Eraslan, çeşitli istihbarat kaynaklarına göre örgütün dağ kadrosunda 4 ila 6 bin arasında militan bulunduğunu, bunlardan yaklaşık 60’ının üst düzey yönetici pozisyonunda yer aldığını belirtti. Türkiye’nin bu sözde yöneticilerin ülkeye girmesine kesin biçimde karşı olduğunu kaydeden Eraslan, örgütün üst kademesi için üçüncü ülkelerde yeni ikâmet alanları oluşturma çabalarının sürdüğünü aktardı.  Buna karşılık silahlı eylemlere katılmamış ve daha alt kademede yer alan kişiler için ise Millî İstihbarat Teşkilatı’nın titiz bir değerlendirme ve filtrasyon süreci yürüttüğünü ifade etti.

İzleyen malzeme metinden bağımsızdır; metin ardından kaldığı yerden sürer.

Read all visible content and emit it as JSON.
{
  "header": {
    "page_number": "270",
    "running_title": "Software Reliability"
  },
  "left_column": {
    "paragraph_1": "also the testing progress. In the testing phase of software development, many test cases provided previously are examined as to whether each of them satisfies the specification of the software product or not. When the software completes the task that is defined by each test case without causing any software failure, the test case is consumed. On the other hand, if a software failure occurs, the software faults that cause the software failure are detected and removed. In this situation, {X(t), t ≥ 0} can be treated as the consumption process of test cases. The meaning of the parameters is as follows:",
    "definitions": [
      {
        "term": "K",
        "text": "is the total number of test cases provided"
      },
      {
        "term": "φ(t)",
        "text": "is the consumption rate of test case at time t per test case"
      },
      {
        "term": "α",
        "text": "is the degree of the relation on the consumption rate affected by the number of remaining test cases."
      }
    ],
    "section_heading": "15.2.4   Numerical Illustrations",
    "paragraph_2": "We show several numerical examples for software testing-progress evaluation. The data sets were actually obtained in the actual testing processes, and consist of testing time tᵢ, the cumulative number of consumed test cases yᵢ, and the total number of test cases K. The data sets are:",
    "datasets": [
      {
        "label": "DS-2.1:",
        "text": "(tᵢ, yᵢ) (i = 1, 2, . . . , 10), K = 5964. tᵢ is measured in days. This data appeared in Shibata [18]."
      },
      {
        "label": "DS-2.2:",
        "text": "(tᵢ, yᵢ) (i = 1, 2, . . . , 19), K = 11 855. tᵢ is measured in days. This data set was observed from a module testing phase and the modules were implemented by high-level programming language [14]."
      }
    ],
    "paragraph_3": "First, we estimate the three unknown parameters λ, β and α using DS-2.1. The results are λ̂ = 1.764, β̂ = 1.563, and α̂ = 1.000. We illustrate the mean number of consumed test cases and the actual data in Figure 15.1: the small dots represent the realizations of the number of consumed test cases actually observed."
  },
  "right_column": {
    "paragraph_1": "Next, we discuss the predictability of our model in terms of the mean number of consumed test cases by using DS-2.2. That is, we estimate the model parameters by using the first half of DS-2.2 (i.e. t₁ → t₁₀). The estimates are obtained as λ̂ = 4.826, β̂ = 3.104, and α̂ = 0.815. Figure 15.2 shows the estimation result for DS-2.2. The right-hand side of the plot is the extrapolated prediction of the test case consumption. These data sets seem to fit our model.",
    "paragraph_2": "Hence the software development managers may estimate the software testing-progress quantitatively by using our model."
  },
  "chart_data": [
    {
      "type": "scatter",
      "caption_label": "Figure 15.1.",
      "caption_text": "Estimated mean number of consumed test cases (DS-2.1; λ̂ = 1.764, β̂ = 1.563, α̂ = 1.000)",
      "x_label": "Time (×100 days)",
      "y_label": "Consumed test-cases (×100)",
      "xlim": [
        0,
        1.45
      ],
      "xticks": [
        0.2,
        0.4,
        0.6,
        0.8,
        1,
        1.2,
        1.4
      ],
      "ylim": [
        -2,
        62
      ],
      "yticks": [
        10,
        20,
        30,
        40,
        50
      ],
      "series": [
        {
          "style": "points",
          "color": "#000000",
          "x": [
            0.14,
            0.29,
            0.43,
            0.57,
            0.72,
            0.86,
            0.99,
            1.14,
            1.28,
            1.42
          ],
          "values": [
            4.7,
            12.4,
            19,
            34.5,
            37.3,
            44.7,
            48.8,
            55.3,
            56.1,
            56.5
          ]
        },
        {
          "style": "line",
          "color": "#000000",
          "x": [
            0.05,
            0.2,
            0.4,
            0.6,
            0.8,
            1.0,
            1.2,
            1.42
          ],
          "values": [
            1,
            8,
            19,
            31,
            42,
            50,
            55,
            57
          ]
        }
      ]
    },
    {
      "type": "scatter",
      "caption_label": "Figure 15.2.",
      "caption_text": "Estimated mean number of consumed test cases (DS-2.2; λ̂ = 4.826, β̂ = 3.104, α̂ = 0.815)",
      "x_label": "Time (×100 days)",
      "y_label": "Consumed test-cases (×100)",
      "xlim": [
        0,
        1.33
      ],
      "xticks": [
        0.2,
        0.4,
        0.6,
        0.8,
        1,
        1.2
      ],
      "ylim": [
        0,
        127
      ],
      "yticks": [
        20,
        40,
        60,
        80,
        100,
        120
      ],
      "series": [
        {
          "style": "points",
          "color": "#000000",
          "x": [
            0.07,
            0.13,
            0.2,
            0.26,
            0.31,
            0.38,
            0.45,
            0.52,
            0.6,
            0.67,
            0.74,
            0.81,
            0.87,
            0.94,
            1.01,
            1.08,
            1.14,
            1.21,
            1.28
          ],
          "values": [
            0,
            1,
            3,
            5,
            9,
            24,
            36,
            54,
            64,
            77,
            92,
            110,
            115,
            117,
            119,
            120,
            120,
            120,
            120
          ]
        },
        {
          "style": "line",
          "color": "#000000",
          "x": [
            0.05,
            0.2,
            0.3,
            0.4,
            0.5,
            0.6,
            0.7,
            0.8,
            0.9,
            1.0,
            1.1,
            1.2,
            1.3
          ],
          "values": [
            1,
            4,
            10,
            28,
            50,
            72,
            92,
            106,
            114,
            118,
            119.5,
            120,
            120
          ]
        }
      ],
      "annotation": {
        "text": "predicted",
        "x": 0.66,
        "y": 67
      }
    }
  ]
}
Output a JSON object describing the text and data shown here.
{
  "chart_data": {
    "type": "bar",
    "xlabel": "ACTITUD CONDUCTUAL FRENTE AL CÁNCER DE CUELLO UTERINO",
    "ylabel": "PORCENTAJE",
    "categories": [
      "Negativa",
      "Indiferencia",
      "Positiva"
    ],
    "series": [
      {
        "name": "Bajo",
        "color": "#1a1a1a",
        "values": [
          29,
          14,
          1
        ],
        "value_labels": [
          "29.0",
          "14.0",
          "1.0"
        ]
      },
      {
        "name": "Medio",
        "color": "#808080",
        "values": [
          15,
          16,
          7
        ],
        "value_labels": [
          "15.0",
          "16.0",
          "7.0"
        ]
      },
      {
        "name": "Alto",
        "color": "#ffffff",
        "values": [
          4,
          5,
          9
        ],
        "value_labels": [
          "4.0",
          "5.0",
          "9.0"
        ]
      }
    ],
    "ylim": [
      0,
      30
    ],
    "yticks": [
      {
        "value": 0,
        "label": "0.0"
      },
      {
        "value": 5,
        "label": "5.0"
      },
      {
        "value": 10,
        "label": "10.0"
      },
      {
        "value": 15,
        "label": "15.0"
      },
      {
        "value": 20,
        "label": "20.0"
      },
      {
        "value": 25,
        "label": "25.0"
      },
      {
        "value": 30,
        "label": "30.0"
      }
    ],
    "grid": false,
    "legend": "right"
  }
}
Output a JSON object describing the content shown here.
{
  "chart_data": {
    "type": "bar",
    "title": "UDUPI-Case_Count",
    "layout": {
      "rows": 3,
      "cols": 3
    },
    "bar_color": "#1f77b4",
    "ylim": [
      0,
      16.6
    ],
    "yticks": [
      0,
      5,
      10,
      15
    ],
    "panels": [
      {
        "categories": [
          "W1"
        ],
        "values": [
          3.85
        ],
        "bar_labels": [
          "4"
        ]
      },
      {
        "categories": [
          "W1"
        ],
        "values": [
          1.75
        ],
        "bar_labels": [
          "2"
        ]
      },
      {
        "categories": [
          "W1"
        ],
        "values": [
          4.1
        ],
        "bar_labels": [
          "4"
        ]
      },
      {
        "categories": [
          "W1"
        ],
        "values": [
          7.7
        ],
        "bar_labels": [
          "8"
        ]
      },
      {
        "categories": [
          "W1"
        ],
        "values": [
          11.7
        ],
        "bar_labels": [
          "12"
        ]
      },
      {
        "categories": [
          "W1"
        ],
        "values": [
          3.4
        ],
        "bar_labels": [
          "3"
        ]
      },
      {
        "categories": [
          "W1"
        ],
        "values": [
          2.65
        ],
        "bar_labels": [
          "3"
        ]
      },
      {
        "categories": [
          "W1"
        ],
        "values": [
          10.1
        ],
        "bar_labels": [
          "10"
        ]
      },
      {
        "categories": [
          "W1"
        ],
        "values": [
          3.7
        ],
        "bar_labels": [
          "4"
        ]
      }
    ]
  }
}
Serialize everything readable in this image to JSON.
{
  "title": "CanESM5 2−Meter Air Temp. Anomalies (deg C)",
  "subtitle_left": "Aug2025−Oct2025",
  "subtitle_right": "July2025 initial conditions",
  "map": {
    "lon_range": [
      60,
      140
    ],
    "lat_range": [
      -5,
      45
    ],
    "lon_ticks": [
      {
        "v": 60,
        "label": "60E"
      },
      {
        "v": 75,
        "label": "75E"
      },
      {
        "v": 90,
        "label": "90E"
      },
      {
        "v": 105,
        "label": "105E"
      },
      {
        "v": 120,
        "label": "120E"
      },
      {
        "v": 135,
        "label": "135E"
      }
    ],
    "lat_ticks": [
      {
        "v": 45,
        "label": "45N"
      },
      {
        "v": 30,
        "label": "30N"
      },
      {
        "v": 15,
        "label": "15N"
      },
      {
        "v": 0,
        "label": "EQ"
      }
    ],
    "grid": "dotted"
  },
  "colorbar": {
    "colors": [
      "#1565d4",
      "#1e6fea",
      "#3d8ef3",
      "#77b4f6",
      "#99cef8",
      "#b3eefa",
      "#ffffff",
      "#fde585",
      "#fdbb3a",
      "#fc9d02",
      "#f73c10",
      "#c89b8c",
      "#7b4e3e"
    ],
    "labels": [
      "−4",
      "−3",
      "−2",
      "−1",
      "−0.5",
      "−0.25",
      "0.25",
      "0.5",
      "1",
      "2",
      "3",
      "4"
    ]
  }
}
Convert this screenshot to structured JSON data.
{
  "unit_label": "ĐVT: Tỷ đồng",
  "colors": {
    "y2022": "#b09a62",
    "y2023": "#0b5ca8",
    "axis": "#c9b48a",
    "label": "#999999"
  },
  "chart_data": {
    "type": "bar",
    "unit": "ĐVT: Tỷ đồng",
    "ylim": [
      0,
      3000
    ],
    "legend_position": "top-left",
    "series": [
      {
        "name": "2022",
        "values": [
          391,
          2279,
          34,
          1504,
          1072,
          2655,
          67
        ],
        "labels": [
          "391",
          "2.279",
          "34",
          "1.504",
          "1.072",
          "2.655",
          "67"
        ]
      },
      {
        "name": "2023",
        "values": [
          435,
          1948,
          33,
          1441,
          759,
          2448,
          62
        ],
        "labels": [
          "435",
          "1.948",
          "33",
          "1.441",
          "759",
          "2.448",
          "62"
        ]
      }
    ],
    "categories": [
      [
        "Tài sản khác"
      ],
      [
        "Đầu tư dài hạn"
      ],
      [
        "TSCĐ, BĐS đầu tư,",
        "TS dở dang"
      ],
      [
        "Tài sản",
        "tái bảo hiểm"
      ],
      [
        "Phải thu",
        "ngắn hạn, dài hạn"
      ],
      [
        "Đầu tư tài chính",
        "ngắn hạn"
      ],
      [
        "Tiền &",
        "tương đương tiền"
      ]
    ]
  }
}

Ukrayna:  Rusya’nın Kırmızı Çizgisi

Öğrencilerden gelen Rusya-Ukrayna Savaşı’nın akıbeti ve ABD Başkanı Donald Trump’ın süreçteki rolü hakkındaki soru karşısında Eraslan, Rusya’nın önemli bir güç olduğunun altını çizerek Ukrayna meselesinin Rusya’nın kırmızı çizgisi olduğunu ifade etti. Avrupa entelijansiyasının tarihsel olarak Rusya’yı Avrupa’dan dışlayıcı bir politika güttüğünü belirten Eraslan, Rusya’nın ise Batı’nın NATO genişlemesi konusunda Ukrayna’nın “kırmızı çizgi” olduğunu defalarca dile getirdiğini söyledi.  1648 yılında imzalanan Vestfalya Antlaşması ile başlayan “sınırların güç kullanılarak değiştirilemeyeceğine” dair uluslararası anlayışın Rusya’nın önce Kırım’ı sonrasında da Ukrayna’nın diğer topraklarını ilhak etmesiyle pratikte kaybolduğunu hatırlattı.  Rusya’nın Osetya ve Abhazya’daki politikalarını anımsatan Eraslan, Putin’in kazanılmış bölgelerden geri adım atmamak için elinden geleni yapacağını söyledi.  Rusya’nın silah, tarım ve enerji gücüne vurgu yapan Eraslan, savaşın para ve insan olarak iki temel unsuru olduğunu söyleyerek Ukrayna’yı eski bir komedyen olan Zelenski’nin Batı destekli politikalarla yönettiğini, lider kimliğini zayıf bulduğunu, Ukrayna’nın sahada hâkimiyet kurmakta güçlük çektiğini belirtti. Son olarak Ukrayna’nın topraklarının beşte birini, su egemenlik sahasını, altyapısını, şehirlerini ve insan sermayesinin ciddi bir kısmını kaybetmesine karşın bugün için yine de NATO’ya kabul edilmeyeceğinin öngörüldüğünü belirtti.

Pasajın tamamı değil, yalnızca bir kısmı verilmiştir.